I don't experience things in isolation.
Whatever stimuli lap up on the shores of my consciousness join other stimuli, some still foamy, some soaked in.
My experience of a meal this time last week--a tangle of dishes, smells, laughs, and stories at a potluck--was layered onto the sum of meals shared with friends and family in every corner of the world over a lifetime.
So when I recounted to a new friend what red-eye gravy was (essentially ham grease and hot coffee), I was on a stool in downtown Seattle and, at the same time, in the kitchen in a farmhouse on a red dirt road in Van Buren County, Arkansas in the 1960s.
And when I talked to my dad on the phone this weekend, and he told about how he and his brothers still make red-eye gravy for Saturday morning breakfast at the cabin, he was holding a cell phone link between himself and his Seattle daughter, as well as standing knee-high to his own mother in the kitchen he knew first.
"Oh, I remember that sound," he said. "She would take up the ham and put it on a plate and while it was still sizzling, she'd pour that coffee in with a big old 'WHOOSH' and Lord, that would cause a cloud of steam." He paused. "I miss that old girl," he admitted.

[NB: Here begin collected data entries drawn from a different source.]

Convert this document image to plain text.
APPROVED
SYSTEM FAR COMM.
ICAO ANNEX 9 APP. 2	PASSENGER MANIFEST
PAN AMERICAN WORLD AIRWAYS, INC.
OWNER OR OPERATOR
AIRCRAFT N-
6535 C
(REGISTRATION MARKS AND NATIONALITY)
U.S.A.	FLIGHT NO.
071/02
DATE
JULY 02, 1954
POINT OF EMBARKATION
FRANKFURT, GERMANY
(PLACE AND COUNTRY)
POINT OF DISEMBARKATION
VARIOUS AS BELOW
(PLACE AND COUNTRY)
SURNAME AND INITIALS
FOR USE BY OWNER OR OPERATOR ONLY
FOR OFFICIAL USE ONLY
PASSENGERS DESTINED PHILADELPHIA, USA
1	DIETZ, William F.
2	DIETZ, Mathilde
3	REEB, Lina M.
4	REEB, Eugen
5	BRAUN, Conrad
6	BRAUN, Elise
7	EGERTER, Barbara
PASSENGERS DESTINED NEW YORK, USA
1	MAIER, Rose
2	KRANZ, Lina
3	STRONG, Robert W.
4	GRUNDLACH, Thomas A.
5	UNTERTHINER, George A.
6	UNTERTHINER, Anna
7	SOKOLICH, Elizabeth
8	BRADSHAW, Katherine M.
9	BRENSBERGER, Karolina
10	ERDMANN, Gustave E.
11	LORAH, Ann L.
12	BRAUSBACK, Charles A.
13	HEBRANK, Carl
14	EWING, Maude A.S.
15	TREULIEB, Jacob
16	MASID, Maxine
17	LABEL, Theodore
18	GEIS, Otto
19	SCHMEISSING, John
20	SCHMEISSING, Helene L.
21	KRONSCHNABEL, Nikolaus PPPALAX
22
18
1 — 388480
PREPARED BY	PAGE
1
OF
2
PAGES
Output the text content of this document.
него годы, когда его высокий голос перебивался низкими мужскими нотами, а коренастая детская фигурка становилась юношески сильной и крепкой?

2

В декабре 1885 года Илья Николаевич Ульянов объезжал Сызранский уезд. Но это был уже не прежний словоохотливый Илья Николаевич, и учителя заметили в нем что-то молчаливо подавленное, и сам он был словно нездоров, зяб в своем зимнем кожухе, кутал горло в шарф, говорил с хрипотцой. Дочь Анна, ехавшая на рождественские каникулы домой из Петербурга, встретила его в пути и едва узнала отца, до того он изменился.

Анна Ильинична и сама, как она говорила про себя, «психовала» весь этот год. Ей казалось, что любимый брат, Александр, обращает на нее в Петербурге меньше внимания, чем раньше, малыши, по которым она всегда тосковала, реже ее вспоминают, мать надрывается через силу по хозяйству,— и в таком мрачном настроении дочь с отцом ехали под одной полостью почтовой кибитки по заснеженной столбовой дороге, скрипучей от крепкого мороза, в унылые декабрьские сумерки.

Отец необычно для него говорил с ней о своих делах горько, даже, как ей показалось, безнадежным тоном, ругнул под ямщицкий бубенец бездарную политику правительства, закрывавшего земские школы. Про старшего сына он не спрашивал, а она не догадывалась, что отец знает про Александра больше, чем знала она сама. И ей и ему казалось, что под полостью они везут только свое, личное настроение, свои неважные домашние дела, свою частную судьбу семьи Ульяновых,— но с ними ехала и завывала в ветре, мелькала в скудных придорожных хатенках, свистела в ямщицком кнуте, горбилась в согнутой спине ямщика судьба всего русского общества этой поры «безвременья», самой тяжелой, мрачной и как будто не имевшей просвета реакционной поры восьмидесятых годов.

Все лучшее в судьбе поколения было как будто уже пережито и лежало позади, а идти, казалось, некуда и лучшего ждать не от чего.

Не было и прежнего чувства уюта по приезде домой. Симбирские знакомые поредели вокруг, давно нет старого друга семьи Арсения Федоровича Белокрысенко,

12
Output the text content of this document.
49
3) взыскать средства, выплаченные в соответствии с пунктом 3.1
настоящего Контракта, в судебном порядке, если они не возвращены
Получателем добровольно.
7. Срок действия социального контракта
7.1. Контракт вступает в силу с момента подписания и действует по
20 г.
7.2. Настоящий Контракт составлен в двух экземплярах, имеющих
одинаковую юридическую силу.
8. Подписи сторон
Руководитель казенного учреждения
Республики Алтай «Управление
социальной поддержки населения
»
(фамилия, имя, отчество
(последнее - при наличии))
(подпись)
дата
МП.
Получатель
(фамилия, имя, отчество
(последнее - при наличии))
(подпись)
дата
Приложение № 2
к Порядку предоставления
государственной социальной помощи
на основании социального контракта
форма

And I paused, too. Mamaw, in her dress and clip on earrings, but with sturdy shoes, an apron, and a lumberjack jacket--because a preacher farmer's wife is both a lady and needs to get the hogs slopped, after all. Mamaw with her slightly high-pitched voice and her flour bin drawer built into the cabinetry. Mamaw with her pans of biscuits and jars of sorghum.
Dad and I rehearsed whole litanies of memory in the instant it took the "whoosh" to cross the airwaves, but litanies require a moment of silence as punctuation. We gave it. And then we moved on to other matters: how the dogs are; how well the pond and lake are filling up; how I want to spend some time in the darkroom over Christmas with him and his brother with some old school black and white film and chemicals.
I hung up, but stayed, Matrix-like, caught between there and here. At the farmer's market on Saturday, I didn't steer toward the things I might: chanterelles, local apples. No, I packed my bag with turnips and greens, scoured each stand for still-green tomatoes, accepted fresh cranberry beans as a local compromise (had we known them in Arkansas, surely they would have been our floral, fragrant legume of choice). I also tucked in a packet of pig skin, courtesy of Sea Breeze Farm, which I turned into cracklings later that day.
Sunday passed, Monday, Tuesday, and me still psychically stuck in the foothills of the Ozarks, but unable to leave work and other commitments aside to go there wholly.
But tonight was the night. I put rendered pork fat in my treasured skillet and put it in the oven at 450 to heat. I measured out two cups of stone-ground cornmeal into a bowl with a bit of salt, soda, and baking powder, and then quickly beat in an egg and 1 1/2 cups of buttermilk, plus a handful of cracklings. When the skillet was smoking, I pulled it out of the oven, swirled the grease around in a flash and poured it with the most luscious sizzle into the batter and beat like hell, quickly, and then quicker still back into the still blazing hot iron skillet, and back into the oven. [Whew. If that takes more than 30 seconds, start to finish, pitch it out and start over, friends.]
Beans were already simmering and the turnips and greens were in the pressure cooker (the jiggle also a sound of my childhood).
I tossed the green tomatoes in the leftover cornbread batter still in the bowl, tossed them in more cornmeal and quick, into a skillet with more rendered pork fat.
I cut up a bit of fresh onion and trimmed two radishes. Once the cornbread was done, I took it out and turned it onto a cutting board. No need to run a spatula around, this skillet is so well-seasoned that the cornbread slides right out. A matter of pride, that.
It was good. It was very, very good, in that way that memory foods are.
And now, full circle, the host of last week's potluck has sent a note that we are gathering again, impromptu. We can come in our sweats, our PJs. We can come as we are, because as we are is good. As we are: funny, smart, engaged, busy, committed, curious, talkative, sense-appreciators. Who know better than to let experiences pass. Who know to gather up memories greedily.
Who know that gravy is not just gravy.
Measurements for Cracklin' Cornbread + Cracklin' recipe
rendered pork fat or bacon grease
2 cups stone-ground cornmeal
1 t. salt
1/2 t. baking soda
1 t. baking powder
1 1/2 cups of buttermilk
1 handful of cracklings
(process outlined in blog)
Cracklings: for 1 1/2 lbs. pig skin, cut it into strips, simmer in 2-3 cups water with 4 t. baking soda and 2 t. salt until skin is tender (45 minutes-1 hour). Remove from water and dry completely. Place skin side up on jelly roll-ish pan (i.e. heavy and shallow, but still a bit of wall) and place in 425 degree oven. Skin will blister and render fat (it's a mess when the blisters pop, no way around it). When the skin is rich brown and blistering has subsided, it's done. Cracklin' image here. Drain on paper towels. Clean oven.